Cap sur l’extension de Kinshasa

Un nouvel acte vient d’être posé dans le cadre du projet d’extension de Kinshasa. La ministre des Affaires foncières, O’Neige N’Sele Mimpa, a signé le 20 avril un arrêté déclarant d’utilité publique un vaste espace situé dans la commune de Maluku. Toutefois, l’information n’a été rendue publique que le 11 mai. Avec près de 20 millions d’habitants, la capitale de la République démocratique du Congo n’occupe qu’environ 40 % de l’espace qui lui est réservé, une large portion restant encore non occupée.

D’une superficie de 43 159 hectares, ce périmètre est destiné à accompagner l’expansion de la mégapole congolaise, confrontée depuis plusieurs années à une forte pression démographique et à une urbanisation souvent désordonnée. À travers cette initiative, les autorités veulent anticiper les besoins futurs en matière d’habitat, d’infrastructures et d’aménagement urbain.

Réduire la saturation de Kinshasa

Par cette action, le gouvernement entend réduire la pression urbaine qui pèse sur Kinshasa. Selon les autorités, le projet vise à décongestionner la ville, améliorer l’aménagement urbain et répondre aux défis environnementaux et sociaux liés à l’expansion rapide de la capitale.

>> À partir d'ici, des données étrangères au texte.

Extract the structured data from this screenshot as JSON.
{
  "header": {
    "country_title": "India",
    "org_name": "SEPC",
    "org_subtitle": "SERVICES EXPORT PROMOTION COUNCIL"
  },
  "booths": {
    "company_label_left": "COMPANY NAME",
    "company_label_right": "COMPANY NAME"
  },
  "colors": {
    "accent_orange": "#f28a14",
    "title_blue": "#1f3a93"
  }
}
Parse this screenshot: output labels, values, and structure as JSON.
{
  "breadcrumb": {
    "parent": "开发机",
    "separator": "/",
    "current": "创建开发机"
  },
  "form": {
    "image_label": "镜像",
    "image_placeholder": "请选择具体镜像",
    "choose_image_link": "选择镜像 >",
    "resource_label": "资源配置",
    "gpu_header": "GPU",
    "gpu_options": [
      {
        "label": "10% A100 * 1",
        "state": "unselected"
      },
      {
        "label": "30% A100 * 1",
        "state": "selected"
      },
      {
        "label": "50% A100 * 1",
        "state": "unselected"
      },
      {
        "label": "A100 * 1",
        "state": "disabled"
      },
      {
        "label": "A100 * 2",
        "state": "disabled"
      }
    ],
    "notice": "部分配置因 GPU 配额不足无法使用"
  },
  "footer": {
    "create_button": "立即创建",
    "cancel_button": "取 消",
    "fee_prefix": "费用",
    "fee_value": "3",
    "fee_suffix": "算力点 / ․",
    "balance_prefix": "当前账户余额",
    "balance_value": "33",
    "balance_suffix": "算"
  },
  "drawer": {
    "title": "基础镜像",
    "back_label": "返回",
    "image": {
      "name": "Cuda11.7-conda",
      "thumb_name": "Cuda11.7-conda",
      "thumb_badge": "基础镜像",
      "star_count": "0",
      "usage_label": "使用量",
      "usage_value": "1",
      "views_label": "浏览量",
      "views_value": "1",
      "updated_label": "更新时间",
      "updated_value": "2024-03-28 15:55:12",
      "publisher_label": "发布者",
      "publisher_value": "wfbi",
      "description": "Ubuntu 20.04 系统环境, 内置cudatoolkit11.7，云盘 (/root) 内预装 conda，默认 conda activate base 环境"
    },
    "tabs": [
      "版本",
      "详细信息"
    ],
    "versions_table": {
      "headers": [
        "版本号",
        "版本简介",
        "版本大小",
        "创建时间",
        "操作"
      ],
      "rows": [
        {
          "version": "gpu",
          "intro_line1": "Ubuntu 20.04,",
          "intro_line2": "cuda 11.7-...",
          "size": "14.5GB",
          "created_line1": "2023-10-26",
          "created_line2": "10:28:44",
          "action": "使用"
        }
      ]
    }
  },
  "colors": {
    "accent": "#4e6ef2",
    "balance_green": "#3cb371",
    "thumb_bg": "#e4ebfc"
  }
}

Le site concerné, situé notamment le long du fleuve Congo, est déjà occupé par plusieurs détenteurs de droits fonciers. La déclaration d’utilité publique ouvre ainsi la voie à d’éventuelles expropriations, conformément aux lois en vigueur.

Une ville pensée pour l’avenir

Le projet prévoit une organisation structurée de l’espace avec plusieurs zones fonctionnelles. Plus de 18 000 hectares seront consacrés à l’habitat et aux aménagements urbains. Environ 10 000 hectares seront réservés aux activités industrielles, tandis que plus de 8 000 hectares seront destinés à l’agriculture.

Photo : Congo Airways

Le plan prévoit également des espaces verts, des infrastructures logistiques, des axes de transport intégrant route, rail et ponts, ainsi qu’une marina. L’ambition affichée est de bâtir une ville moderne, durable et mieux organisée.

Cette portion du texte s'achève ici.